Tese Firmada: É cabível o pedido de habilitação de crédito da Fazenda Pública na falência desde que suspensa a execução fiscal.

Questão Jurídica: Falência. Execução fiscal suspensa. Habilitação de crédito fiscal. Possibilidade. Dúplice garantia e bis in idem. Não cabimento. Sobreposição de formas de satisfação do crédito pelo Fisco. Inocorrência.

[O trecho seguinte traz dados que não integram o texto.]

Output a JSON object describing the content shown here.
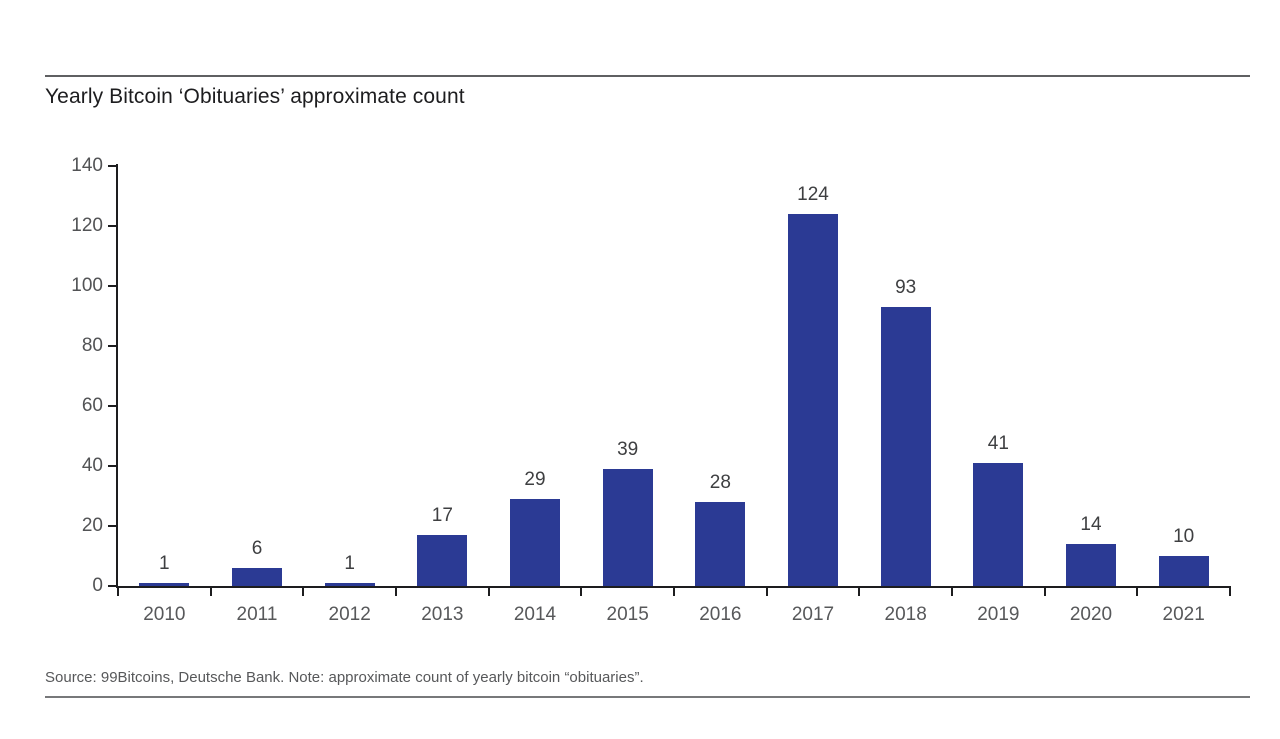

Ementa: EMPRESARIAL E PROCESSUAL CIVIL. RECURSO ESPECIAL. FALÊNCIA. EXECUÇÃO FISCAL. SUSPENSÃO DO FEITO EXECUTIVO. HABILITAÇÃO DE CRÉDITO FISCAL. POSSIBILIDADE. AFASTAMENTO DO ÓBICE DA DÚPLICE GARANTIA E DA OCORRÊNCIA DE BIS IN IDEM, DIANTE DA INOCORRÊNCIA DE SOBREPOSIÇÃO DE FORMAS DE SATISFAÇÃO DO CRÉDITO PELO FISCO. 1. A Corte Especial do STJ definiu que compete à Segunda Seção processar e julgar os conflitos decorrentes do binômio execução fiscal e recuperação judicial/falência, nos termos do art. 9º, § 2º, inciso IX, do RISTJ. Precedentes. 2. Na falência, é vedado que o fisco utilize duas vias processuais para satisfação de seu crédito - a denominada garantia dúplice: a execução fiscal e a habilitação de crédito -, sob pena de bis in idem, ressalvada a possibilidade de discussão, no juízo da execução fiscal, sobre a existência, a exigibilidade e o valor do crédito, assim como de eventual prosseguimento da cobrança contra os corresponsáveis (LREF, art. 7º-A, § 4º, II). A suspensão da execução, a que alude a mesma regra (inciso V), afasta a dupla garantia, a sobreposição de formas de satisfação do crédito, permitindo a habilitação do crédito na falência. 3. A principal consequência relacionada à vedação da dúplice garantia está em trazer, seguindo os ditames constitucionais, eficiência ao processo de insolvência, evitando o prosseguimento de dispendiosas e inúteis execuções fiscais contra a massa falida, já que a existência de bens penhoráveis ou de numerários em nome da devedora serão, inevitavelmente, remetidos ao juízo da falência para, como dito, efetivar os rateios do produto da liquidação dos bens de acordo com a ordem legal de classificação dos créditos (LREF, arts. 83 e 84). 4. Na hipótese, cuida-se de pedido de habilitação de crédito realizado pelo fisco, em que houve, também, pleito de sobrestamento e arquivamento do feito executivo, apesar de não ter requerido a extinção desse feito. Assim, cabível o pedido de habilitação de crédito da Fazenda Pública, haja vista que efetivado o pedido de suspensão do feito da execução fiscal, nos exatos termos do atual § 4º, inciso V, do art. 7º-A da LREF, o que se mostra suficiente para afastar o óbice da dúplice garantia e, por conseguinte, da ocorrência de bis in idem. 5. Recurso especial provido. (STJ. REsp 1.872.153-SP, Rel. Min. Luis Felipe Salomão, Quarta Turma, por unanimidade, julgado em 09/11/2021. - Publicado no Informativo nº 719)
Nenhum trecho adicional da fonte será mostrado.